A movie log formerly known as Bookishness / By Charles Matthews

"Dazzled by so many and such marvelous inventions, the people of Macondo ... became indignant over the living images that the prosperous merchant Bruno Crespi projected in the theater with the lion-head ticket windows, for a character who had died and was buried in one film and for whose misfortune tears had been shed would reappear alive and transformed into an Arab in the next one. The audience, who had paid two cents apiece to share the difficulties of the actors, would not tolerate that outlandish fraud and they broke up the seats. The mayor, at the urging of Bruno Crespi, explained in a proclamation that the cinema was a machine of illusions that did not merit the emotional outbursts of the audience. With that discouraging explanation many ... decided not to return to the movies, considering that they already had too many troubles of their own to weep over the acted-out misfortunes of imaginary beings."
--Gabriel García Márquez, One Hundred Years of Solitude

Wednesday, June 28, 2017

That Obscure Object of Desire (Luis Buñuel, 1977)

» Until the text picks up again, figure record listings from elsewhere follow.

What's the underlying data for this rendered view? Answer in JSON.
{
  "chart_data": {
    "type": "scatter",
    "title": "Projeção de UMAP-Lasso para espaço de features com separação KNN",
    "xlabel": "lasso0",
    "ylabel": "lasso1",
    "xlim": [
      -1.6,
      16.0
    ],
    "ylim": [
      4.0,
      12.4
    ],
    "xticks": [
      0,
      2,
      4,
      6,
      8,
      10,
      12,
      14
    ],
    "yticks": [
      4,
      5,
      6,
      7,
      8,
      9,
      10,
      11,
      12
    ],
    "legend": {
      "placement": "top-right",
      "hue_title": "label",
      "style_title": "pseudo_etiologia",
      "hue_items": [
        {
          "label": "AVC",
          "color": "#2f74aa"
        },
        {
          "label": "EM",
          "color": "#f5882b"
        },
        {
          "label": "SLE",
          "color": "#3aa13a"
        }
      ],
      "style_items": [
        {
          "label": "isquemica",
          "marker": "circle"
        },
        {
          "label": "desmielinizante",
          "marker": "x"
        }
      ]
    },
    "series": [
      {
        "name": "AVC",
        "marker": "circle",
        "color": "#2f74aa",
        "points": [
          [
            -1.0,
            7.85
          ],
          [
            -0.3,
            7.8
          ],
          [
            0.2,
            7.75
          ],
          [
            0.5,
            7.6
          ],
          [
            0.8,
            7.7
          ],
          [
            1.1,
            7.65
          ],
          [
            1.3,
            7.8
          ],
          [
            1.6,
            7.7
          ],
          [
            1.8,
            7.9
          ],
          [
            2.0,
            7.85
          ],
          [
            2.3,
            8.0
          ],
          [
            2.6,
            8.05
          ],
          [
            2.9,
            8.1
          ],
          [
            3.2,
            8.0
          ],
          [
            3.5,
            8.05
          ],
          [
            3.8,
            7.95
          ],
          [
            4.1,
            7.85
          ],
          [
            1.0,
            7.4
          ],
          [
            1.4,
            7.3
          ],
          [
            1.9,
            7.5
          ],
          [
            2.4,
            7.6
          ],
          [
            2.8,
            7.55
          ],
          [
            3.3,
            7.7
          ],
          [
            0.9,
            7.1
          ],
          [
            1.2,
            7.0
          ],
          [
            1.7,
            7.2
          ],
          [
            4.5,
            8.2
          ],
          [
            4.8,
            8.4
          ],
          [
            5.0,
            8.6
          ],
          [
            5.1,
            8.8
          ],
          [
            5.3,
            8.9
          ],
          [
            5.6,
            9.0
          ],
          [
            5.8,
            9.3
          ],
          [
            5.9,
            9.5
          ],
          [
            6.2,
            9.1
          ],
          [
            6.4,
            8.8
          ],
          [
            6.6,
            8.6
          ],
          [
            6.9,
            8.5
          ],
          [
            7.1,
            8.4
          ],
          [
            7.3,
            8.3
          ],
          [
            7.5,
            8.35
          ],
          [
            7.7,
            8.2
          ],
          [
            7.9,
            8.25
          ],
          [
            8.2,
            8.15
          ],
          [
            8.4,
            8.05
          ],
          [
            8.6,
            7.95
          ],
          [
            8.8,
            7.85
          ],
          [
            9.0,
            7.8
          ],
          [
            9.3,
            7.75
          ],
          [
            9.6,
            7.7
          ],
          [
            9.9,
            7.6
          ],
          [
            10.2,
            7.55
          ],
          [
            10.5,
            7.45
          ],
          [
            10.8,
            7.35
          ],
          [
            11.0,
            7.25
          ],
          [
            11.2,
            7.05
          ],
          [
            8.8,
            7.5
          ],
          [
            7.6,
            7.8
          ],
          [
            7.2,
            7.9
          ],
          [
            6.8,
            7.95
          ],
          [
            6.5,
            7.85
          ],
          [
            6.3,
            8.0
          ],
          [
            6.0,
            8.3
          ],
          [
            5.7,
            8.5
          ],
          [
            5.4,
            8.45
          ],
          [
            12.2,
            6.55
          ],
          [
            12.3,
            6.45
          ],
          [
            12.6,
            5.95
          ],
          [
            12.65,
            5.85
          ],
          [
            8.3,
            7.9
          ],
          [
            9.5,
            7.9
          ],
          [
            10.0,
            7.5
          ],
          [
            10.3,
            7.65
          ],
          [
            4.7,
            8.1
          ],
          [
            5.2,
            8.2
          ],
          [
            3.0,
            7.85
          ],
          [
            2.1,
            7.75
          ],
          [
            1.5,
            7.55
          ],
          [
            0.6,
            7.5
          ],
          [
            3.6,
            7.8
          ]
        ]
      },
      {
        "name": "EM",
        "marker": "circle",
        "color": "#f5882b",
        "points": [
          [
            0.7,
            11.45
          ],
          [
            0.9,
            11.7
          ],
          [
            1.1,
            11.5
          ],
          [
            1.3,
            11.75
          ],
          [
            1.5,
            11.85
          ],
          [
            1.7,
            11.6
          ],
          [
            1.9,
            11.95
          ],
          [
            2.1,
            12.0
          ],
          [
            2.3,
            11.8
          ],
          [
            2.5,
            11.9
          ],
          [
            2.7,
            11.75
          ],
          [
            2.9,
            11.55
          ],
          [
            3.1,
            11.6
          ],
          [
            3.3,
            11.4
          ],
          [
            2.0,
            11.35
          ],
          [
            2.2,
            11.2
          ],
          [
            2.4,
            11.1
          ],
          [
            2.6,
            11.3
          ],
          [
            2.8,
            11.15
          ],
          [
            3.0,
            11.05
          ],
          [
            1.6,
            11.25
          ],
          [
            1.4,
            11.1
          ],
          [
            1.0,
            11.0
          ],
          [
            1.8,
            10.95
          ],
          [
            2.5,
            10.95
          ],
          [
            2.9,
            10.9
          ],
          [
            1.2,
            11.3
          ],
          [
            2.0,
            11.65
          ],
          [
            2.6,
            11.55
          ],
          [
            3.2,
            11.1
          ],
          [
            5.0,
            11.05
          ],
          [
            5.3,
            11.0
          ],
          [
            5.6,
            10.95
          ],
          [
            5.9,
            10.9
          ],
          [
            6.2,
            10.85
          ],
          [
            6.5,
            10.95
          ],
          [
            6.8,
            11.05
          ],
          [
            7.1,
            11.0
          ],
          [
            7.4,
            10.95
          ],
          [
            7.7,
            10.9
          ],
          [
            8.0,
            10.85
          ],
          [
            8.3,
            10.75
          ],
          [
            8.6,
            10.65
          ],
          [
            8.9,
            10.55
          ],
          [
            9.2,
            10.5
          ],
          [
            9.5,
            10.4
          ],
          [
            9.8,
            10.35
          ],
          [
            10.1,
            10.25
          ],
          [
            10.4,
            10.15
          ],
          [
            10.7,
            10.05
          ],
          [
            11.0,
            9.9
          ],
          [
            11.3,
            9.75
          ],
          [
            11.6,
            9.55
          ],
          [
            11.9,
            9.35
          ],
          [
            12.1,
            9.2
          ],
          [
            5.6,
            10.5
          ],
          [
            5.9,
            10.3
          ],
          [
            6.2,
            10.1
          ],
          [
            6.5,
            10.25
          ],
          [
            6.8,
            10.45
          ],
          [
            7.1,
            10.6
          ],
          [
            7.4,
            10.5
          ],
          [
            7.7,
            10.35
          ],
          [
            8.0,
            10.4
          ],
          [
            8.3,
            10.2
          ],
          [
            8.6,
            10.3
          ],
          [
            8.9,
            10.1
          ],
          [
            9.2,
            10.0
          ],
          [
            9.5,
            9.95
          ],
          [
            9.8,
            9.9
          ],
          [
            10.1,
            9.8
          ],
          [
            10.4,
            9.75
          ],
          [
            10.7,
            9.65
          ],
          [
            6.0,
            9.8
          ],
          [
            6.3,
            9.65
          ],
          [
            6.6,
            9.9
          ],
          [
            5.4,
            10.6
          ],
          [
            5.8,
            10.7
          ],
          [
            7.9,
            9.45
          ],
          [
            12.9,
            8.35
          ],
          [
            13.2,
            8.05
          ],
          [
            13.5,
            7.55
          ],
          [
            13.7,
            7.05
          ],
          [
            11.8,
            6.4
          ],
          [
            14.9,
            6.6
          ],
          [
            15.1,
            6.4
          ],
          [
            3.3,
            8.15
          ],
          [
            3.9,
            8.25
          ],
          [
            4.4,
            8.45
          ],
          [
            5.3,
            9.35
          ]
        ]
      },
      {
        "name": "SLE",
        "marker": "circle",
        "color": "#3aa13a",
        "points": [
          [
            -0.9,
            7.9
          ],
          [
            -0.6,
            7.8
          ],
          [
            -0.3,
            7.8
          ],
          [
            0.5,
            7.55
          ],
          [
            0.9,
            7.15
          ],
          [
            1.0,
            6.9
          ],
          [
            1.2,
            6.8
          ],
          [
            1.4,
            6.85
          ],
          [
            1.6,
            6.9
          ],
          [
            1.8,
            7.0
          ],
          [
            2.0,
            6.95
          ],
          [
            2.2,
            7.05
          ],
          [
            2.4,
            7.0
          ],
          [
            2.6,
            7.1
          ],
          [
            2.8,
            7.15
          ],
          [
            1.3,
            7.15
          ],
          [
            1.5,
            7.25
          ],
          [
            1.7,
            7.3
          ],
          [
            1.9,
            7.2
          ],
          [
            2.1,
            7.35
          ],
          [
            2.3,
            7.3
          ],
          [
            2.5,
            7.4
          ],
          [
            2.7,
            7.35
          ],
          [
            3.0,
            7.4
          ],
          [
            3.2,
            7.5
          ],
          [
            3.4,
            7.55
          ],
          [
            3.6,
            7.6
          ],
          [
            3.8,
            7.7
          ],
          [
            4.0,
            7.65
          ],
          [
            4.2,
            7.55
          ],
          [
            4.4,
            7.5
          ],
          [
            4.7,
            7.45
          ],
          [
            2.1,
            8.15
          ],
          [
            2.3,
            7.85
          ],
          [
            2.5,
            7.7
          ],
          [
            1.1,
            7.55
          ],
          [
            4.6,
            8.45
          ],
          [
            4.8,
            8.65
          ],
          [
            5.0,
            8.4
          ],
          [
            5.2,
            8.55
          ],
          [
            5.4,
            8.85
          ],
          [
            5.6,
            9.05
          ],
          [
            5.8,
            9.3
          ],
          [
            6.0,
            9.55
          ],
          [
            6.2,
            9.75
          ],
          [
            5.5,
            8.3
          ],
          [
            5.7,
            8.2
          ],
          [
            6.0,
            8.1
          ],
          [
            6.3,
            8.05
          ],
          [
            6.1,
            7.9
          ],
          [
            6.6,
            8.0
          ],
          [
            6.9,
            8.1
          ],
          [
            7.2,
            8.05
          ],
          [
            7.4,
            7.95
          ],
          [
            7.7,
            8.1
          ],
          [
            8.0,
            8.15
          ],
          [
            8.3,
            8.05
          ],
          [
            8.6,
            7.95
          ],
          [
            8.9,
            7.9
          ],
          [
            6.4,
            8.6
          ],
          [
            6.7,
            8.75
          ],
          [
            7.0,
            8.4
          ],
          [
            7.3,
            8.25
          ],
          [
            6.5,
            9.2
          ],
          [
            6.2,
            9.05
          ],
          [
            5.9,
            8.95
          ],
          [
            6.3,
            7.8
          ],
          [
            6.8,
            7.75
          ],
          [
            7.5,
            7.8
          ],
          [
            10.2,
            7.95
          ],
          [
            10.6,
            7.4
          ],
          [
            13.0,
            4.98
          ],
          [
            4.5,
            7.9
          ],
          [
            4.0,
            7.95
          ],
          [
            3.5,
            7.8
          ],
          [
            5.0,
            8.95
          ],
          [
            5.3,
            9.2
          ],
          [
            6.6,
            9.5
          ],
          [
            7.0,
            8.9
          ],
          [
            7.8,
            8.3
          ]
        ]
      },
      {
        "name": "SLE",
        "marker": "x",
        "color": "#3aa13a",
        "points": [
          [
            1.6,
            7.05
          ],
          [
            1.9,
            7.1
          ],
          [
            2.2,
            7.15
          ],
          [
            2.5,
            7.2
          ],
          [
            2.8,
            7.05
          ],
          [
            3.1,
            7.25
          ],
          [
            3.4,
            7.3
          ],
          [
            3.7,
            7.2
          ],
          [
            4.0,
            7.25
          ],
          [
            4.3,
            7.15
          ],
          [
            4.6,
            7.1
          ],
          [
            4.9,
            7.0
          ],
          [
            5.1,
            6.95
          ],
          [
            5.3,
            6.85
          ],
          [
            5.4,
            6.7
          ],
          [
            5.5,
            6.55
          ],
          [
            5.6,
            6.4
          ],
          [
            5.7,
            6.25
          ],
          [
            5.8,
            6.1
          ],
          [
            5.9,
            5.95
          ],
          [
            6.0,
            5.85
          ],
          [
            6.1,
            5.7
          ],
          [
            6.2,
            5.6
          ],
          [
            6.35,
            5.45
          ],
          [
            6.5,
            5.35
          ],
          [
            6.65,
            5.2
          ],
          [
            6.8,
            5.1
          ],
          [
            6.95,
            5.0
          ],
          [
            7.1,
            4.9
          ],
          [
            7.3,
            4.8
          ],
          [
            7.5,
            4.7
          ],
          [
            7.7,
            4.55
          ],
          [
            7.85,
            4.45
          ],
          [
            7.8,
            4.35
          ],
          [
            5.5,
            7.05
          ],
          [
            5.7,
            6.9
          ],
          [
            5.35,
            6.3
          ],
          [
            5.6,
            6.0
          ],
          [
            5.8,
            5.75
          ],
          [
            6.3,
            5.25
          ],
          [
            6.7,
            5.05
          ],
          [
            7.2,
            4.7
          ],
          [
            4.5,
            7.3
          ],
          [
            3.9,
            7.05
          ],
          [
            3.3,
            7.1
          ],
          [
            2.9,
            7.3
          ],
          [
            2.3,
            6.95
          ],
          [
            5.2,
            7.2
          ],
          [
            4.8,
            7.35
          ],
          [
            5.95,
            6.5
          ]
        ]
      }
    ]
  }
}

Fernando Rey in That Obscure Object of Desire
Mathieu: Fernando Rey
Conchita: Carole Bouquet, Ángela Molina
Édouard: Julien Bertheau
Martin: André Weber
Encarnación (Conchita's mother): María Asquerino
The Psychologist: Piéral

Director: Luis Buñuel
Screenplay: Luis Buñuel in collaboration with Jean-Claude Carrière
Based on a novel by Pierre Louÿs
Cinematography: Edmond Richard
Production design: Pierre Guffroy
Fernando Rey's voice dubbed by Michel Piccoli

In my comments on Luis Buñuel's Belle de Jour (1967) I expressed my attitude toward solving what some people think of as that film's riddles as "like concentrating on the threads at the expense of seeing the tapestry." And I'll stick with that. I'm not particularly interested in why Buñuel cast two actresses in the role of Conchita in That Obscure Object of Desire, or why Mathieu occasionally carries around a burlap sack, or even why the central story, of Mathieu's efforts to consummate his desire for Conchita, plays out against a background of terrorist attacks. I know that Buñuel and Jean-Claude Carrière toyed with the idea of multiple casting even before the film began with a single actress, Maria Schneider, in the role, and that Carole Bouquet and Ángela Molina got the part after Buñuel had difficulties working with Schneider. I know, too, that the theory has been advanced that Conchita is a terrorist and that she finally sleeps with Mathieu after he agrees to become one, too -- hence the bomb that explodes at the end of the film. (A theory that reduces a masterwork to the level of hack thriller-filmmaking.) I'm sure that someone has come up with an explanation for the burlap sack, too, along with the fly in Mathieu's drink and the mouse caught in a trap and any other incidental detail that sticks in viewers' minds and can be fitted into an elaborately reductive network of symbolism. But my ultimate response to all of these enigmatic details is delight that they are there, that they popped up in Buñuel's mind as he made the film and that he could and did get away with them. They are what keeps me coming back to Buñuel's films with renewed interest and revived delight, viewing after viewing.